Olivia began her summer looking forward to lazy days at the beach and pool, but she collapsed the day after school got out, and her life turned upside down. Doctors diagnosed her with lupus, a chronic autoimmune disease.

She was adjusting to a more complicated life — diet and lifestyle restrictions, medication that puffed up her face — when chest pains took her to the hospital again in August. Tests found big blood clots in her lungs.

She saw Good Night Lights for the first time after she was released from a five-day stay in a windowless intensive care unit.

“It’s so nice to see a genuine smile on her face, because it’s been a while,” says her mother, Beth Stephenson, who has spent the hospital visits sleeping on a chair by her daughter’s side. “It’s genius. It totally brightens the kids’ spirits and it doesn’t even really cost anything.”

The idea began with the hospital’s resident cartoonist, Steve Brosnihan, who has spent 26 years regaling sick kids with on-the-spot drawings and word games. Brosnihan, who gets to the hospital by bike or bus, noticed one day in 2010 that he could see his route home from inside the six-story hospital.

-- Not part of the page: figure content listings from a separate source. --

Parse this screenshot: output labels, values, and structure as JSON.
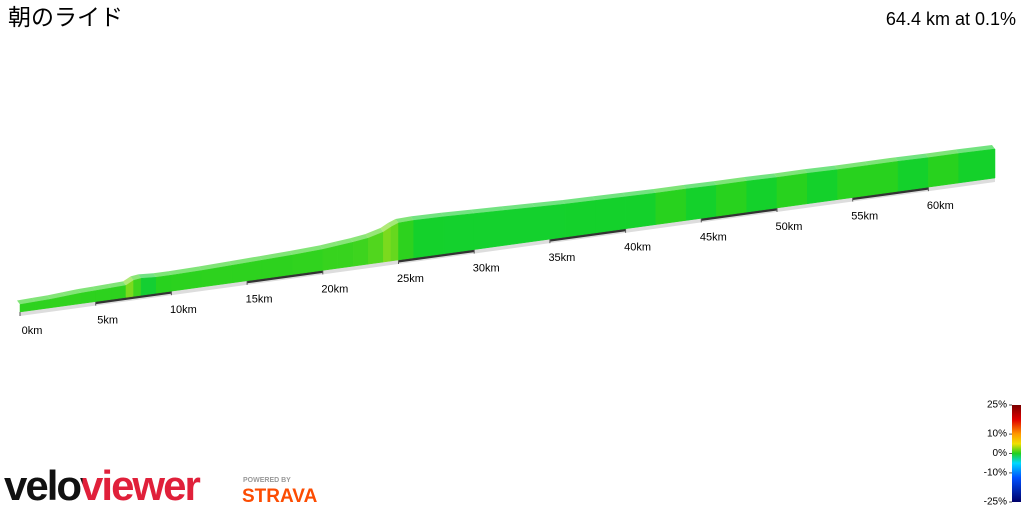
{
  "title": "朝のライド",
  "summary": "64.4 km at 0.1%",
  "chart_data": {
    "type": "profile",
    "x": [
      0,
      1,
      2,
      3,
      4,
      5,
      6,
      7,
      7.5,
      8,
      9,
      10,
      12,
      14,
      16,
      18,
      20,
      21,
      22,
      23,
      24,
      24.5,
      25,
      26,
      28,
      30,
      32,
      34,
      36,
      38,
      40,
      42,
      44,
      46,
      48,
      50,
      52,
      54,
      56,
      58,
      60,
      62,
      64.4
    ],
    "series": [
      {
        "name": "Elevation",
        "values": [
          5,
          6,
          7,
          9,
          11,
          12,
          13,
          14,
          22,
          24,
          22,
          22,
          23,
          25,
          27,
          29,
          32,
          35,
          38,
          42,
          50,
          58,
          64,
          65,
          64,
          62,
          60,
          58,
          56,
          55,
          54,
          53,
          53,
          52,
          52,
          51,
          51,
          50,
          50,
          50,
          49,
          49,
          48
        ]
      }
    ],
    "xlim": [
      0,
      64.4
    ],
    "ylim": [
      -10,
      100
    ],
    "xticks": [
      {
        "value": 0,
        "label": "0km"
      },
      {
        "value": 5,
        "label": "5km"
      },
      {
        "value": 10,
        "label": "10km"
      },
      {
        "value": 15,
        "label": "15km"
      },
      {
        "value": 20,
        "label": "20km"
      },
      {
        "value": 25,
        "label": "25km"
      },
      {
        "value": 30,
        "label": "30km"
      },
      {
        "value": 35,
        "label": "35km"
      },
      {
        "value": 40,
        "label": "40km"
      },
      {
        "value": 45,
        "label": "45km"
      },
      {
        "value": 50,
        "label": "50km"
      },
      {
        "value": 55,
        "label": "55km"
      },
      {
        "value": 60,
        "label": "60km"
      }
    ],
    "colorbar": {
      "lim": [
        -25,
        25
      ],
      "ticks": [
        {
          "value": 25,
          "label": "25%"
        },
        {
          "value": 10,
          "label": "10%"
        },
        {
          "value": 0,
          "label": "0%"
        },
        {
          "value": -10,
          "label": "-10%"
        },
        {
          "value": -25,
          "label": "-25%"
        }
      ]
    }
  },
  "logo": {
    "brand": "veloviewer",
    "powered": "POWERED BY",
    "strava": "STRAVA"
  }
}
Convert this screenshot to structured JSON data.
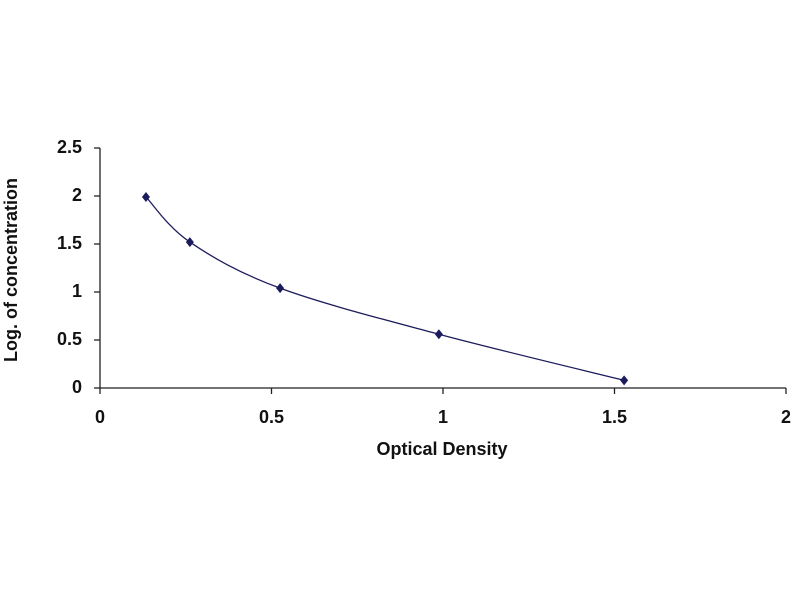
{
  "chart_data": {
    "type": "scatter",
    "x_label": "Optical Density",
    "y_label": "Log. of concentration",
    "series": [
      {
        "color": "#1c1c5c",
        "x": [
          0.134,
          0.262,
          0.525,
          0.988,
          1.528
        ],
        "values": [
          1.99,
          1.52,
          1.04,
          0.56,
          0.08
        ]
      }
    ],
    "xlim": [
      0,
      2
    ],
    "xticks": [
      0,
      0.5,
      1,
      1.5,
      2
    ],
    "ylim": [
      0,
      2.5
    ],
    "yticks": [
      0,
      0.5,
      1,
      1.5,
      2,
      2.5
    ],
    "smooth_line": true
  }
}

Using his bike light and flashlights, he began sending simple messages tailored to individual kids. Late last year, he appealed to local businesses to send a joint message: Goodnight, Hasbro, using four flashes to represent each syllable.

In this Wednesday, Aug. 24, 2016 photo, skyline lights illuminate downtown seen from Hasbro Children’s Hospital, in Providence, R.I. For one sparkling minute each night, blinking lights from skyscrapers, tugboats, hotels, a yacht club and police cruisers send a goodnight message to sick kids inside the children’s hospital. Giddy kids inside the Hasbro Children’s Hospital wait for 8:30 p.m. each night, when invisible strangers flash lights from high-rise buildings and waterfront decks and parks. The kids get their own flashlights to return the message. (AP Photo/Charles Krupa)

The first business to participate was The Hot Club, a waterfront nightclub and restaurant. Along with flashing its large neon sign, patrons gather on the deck each night, even in cold weather, to wave their flashlights and cellphones. Following the nightclub were the tugboats of the Providence Steamboat Company. They shine their powerful searchlights at the hospital and occasionally blow their horns. A yacht club, restaurants, and police officers have also joined in.

About two dozen kids who can range in age from 2 to 20 are in the hospital on any given night.

“The first time a kid sees this, when it happens, they’re like, ‘Are you kidding? That’s for me?’ There’s a joyful surprise in it,” Brosnihan says.

The anonymity of the exchange is what Brosnihan finds most beautiful.

“No one knows who’s on the other side of the gesture,” Brosnihan says. “People often say, ‘I get goosebumps hearing about this.'”

Brosnihan said he dreams of what he calls the “minute of magic” catching on in other cities with children’s hospitals. But he also notes that Providence’s pediatric hospital is peculiarly suited to the phenomenon because it has an open view of a harbor and the city’s downtown skyline.

Once Olivia gets back to being a “regular girl” — she aims to return to her school in the town of Lincoln in January — she wants to help work with younger kids and expand the Good Night Lights ritual.

“It’s special. I’m not going to forget this experience,” she says.